Dozens of Grenadians associated with the main opposition National Democratic Congress (NDC) assembled outside the Parliamentary Elections Office in Archibald Avenue last week Friday as a symbolic protection of the integrity of the office.
The protesters, armed with placards and chanting several messages, gathered at 10.00 a.m. at the office to send a clear message to the Keith Mitchell-led Administration on the sudden resignation of the Acting Supervisor of Elections, Aaron Francois and the transfer of Rupert Mc Burnie as Systems Administrator of the Electronic Voter Registration and Card Issuance System.
NDC Political Leader, Nazim Burke said that Mc Burnie is one of the few people trained by the Organisation of American States (OAS) in systems administration and is highly competent to get the job done and is someone who is well respected.
In speaking to reporters, Burke alleged that Francois had insisted that Mc Burnie be allowed to maintain his position within the Parliamentary Elections Office and that his removal was partly responsible for his (Francois’s) resignation.
“Mr.
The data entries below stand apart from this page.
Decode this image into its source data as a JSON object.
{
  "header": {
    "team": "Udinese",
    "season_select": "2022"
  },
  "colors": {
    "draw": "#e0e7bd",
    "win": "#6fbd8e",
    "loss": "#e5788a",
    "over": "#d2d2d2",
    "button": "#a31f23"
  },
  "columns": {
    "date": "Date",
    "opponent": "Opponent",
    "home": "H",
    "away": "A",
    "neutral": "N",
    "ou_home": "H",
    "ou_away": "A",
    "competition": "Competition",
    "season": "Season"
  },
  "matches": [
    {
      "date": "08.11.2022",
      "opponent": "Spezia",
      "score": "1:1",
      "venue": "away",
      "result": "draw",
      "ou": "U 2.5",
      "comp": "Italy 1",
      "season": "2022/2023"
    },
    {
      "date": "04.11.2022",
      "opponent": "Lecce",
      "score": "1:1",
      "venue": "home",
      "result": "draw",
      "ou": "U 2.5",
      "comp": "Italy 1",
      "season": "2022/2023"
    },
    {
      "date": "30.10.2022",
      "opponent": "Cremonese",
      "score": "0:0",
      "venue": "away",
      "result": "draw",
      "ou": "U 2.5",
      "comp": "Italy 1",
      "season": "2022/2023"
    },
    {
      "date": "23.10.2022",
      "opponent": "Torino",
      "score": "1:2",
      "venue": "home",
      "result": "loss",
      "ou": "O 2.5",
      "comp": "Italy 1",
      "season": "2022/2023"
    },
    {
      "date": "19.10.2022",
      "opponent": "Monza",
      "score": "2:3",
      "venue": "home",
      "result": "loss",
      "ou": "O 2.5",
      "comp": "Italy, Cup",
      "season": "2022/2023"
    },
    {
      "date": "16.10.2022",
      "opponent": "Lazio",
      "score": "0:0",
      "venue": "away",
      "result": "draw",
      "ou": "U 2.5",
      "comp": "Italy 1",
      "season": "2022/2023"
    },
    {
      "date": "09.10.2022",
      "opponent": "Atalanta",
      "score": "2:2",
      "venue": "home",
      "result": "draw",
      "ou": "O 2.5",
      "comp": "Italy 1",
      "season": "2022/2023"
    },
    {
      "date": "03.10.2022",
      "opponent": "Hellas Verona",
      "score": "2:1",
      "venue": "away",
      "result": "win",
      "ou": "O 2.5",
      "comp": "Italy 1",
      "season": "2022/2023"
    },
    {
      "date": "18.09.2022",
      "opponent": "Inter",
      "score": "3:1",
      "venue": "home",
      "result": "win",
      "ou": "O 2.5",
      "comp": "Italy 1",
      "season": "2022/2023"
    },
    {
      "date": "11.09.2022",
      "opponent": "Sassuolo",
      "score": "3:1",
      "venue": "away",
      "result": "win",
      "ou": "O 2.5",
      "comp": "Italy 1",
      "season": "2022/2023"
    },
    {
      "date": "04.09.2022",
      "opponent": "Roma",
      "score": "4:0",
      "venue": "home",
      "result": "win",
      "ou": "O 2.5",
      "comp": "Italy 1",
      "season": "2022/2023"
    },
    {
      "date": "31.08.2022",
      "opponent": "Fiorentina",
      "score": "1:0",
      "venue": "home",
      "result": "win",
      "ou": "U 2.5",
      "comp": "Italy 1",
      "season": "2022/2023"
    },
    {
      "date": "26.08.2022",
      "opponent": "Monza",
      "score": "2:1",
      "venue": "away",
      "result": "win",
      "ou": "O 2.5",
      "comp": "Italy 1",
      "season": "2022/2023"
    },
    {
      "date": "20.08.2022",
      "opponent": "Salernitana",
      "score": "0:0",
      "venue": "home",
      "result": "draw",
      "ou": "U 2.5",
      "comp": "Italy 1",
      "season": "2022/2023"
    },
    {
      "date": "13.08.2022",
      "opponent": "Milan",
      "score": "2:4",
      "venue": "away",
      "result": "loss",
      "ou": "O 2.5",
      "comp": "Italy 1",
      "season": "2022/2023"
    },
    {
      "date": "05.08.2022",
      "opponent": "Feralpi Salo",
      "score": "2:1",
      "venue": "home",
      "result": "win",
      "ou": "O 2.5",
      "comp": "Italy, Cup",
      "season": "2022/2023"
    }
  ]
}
Francois appears to have decided that to save his professional integrity he’s going to step aside,” he said.
Congress is accusing the Mitchell government of replacing Mc Burnie with an individual whose family members are known to be supporters of the current ruling party.
Burke described as “very disturbing” the developments within the Electoral Office over the past year.
He alluded to the decision of the Cabinet of Ministers to install Internet services in the Parliamentary Elections Offices around the country and to put the Voter Registration System on a shared network with the Office of the Prime Minister.
He charged that the change, which allows the Prime Minister’s Office full access to the voter’s registration system, puts the sitting administration at a gross advantage.
“It gives, in other words the ruling party a distinct political advantage and puts the opposition at a distinct disadvantage, because the person making the decision is also controlling the entire process which should be independent…”, Burke told the media.
He said that the Cabinet has no right to install the Internet and to establish a shared network between the Electoral Office and the Office of the Prime Minister since it will be contrary to Section 35 of the Grenada Constitution.
He was at pains to point out that the Supervisor of Elections is responsible to the Governor-General and no other person.
Burke called on all those who love democracy and despite of political affiliation to come forward and defend the integrity of the Electoral Office.
“Something wrong is happening. Let’s not remain quiet about this,” he urged Grenadians as he announced that Congress would bring the issue to the attention of the Organisation of American States (OS) and other international bodies.